Preschool playground workday
It was a great morning. We had eighteen cubic yards of bark chips delivered to freshen up the playground. At least ten volunteers from the church showed up to help, along with all the preschool teachers and some of their children and husbands. The littlest child was Violet, age 2 ½, who came with her plastic shovel and an eagerness to help. We got the job done in about an hour. I was able to divert a couple of the volunteers to weed and trim along the driveway into the church, a task long overdue.
The playground is now ready for the children to run and slide and play safely.
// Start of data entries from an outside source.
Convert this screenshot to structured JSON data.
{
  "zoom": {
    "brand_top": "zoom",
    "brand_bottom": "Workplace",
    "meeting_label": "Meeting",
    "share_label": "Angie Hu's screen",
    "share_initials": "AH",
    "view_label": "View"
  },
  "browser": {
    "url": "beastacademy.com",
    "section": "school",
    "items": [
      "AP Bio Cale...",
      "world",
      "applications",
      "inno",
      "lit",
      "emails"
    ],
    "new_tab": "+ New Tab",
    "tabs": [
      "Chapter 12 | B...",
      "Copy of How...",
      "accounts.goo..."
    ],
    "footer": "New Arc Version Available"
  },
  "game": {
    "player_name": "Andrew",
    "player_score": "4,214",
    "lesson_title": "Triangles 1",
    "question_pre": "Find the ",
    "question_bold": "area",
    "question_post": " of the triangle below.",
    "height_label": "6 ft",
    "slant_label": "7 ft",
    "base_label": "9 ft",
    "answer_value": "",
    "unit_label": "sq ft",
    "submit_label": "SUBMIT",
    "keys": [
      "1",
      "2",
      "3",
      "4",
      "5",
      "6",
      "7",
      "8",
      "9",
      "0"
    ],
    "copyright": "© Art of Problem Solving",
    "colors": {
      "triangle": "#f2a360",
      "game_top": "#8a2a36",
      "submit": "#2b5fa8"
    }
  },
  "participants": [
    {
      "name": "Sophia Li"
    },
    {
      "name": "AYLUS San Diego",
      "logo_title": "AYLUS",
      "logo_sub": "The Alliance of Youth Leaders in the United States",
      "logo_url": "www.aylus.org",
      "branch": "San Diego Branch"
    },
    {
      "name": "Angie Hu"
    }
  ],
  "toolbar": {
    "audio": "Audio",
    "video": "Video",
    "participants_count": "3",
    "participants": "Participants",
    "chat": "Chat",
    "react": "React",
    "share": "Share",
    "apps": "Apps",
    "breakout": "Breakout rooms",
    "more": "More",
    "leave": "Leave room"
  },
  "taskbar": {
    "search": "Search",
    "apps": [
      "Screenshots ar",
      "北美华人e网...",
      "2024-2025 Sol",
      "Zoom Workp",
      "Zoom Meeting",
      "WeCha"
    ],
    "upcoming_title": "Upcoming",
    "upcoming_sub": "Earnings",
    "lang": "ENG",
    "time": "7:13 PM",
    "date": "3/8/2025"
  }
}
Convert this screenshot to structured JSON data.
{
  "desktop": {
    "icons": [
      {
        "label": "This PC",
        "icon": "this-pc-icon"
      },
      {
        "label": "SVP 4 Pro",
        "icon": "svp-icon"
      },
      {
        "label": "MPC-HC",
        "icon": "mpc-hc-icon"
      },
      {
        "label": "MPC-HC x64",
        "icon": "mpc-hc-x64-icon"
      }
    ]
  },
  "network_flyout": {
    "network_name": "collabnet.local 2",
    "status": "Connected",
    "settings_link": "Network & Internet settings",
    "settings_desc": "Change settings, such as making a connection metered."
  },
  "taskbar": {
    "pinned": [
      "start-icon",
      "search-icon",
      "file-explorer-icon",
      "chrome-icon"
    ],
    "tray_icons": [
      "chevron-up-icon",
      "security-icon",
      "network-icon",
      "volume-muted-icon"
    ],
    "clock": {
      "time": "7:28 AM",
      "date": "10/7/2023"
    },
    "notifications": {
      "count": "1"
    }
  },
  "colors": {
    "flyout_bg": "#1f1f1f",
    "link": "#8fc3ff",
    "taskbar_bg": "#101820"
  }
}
The area in front of the church looks neater and tidier. It was fun and exciting to have so many people work together to accomplish a needed task.
It reminded me of another time when children and parents and grandpas worked to spread bark in a playground.
When I was pastor in Moscow, we built a playground in a side yard of the church. On a May Saturday, volunteers worked hard to install a climbing wall, slides, and other equipment. It was a long day and the fulfillment of a dream.
Little did we know the night after we build the playground would bring trauma and tragedy to our community. The next morning, I awoke to news that our section of town was closed off as police hunted down a shooter. I could not even get to the church for several hours that morning. We cancelled Sunday School but did manage to have worship. In the coming days we learned what had happened: a man had killed his wife in their home and then come to the courthouse (about two blocks from our church) and opened fire, killing one deputy and wounding another. Then he walked across the street and went into the Presbyterian Church and killed their custodian who was in the office calling 911 because of the gunshots he had heard. Then the shooter went into their sanctuary and killed himself.
We had a close relationship with the Presbyterian Church and they asked us to host a series of prayer vigils for the community. Of course, we said yes. It was on the fourth night of those vigils that the bark was delivered for the playground. As the community gathered in our sanctuary to pray and sing and grieve together, outside volunteers gathered to spread the bark. When I left the vigil and saw the work party, including children with their plastic buckets and shovels, I saw life and hope in the midst of the pain and grief of the vigil.
After the work party at Mill Plain, I remembered the work party in Moscow.
Thankfully, in our case it did not follow a terrible event like it did in Moscow. It did show life and hope. It’s been a tough time for our world: the pandemic and deep strife over how to handle it, the airlift from Afghanistan, Hurricane Ida and the devastation left from Louisiana to New York. The problems are deep and the solutions are not easy or obvious. Spreading a truck load of bark is easy in comparison, but it is a tiny glimmer of the path forward. Working together, from the very youngest to those of more mature years, a big job got done in short order. Remembering to play. And valuing each person, no matter how much or how little they can contribute. In prayer and practical work, let us live out our faith.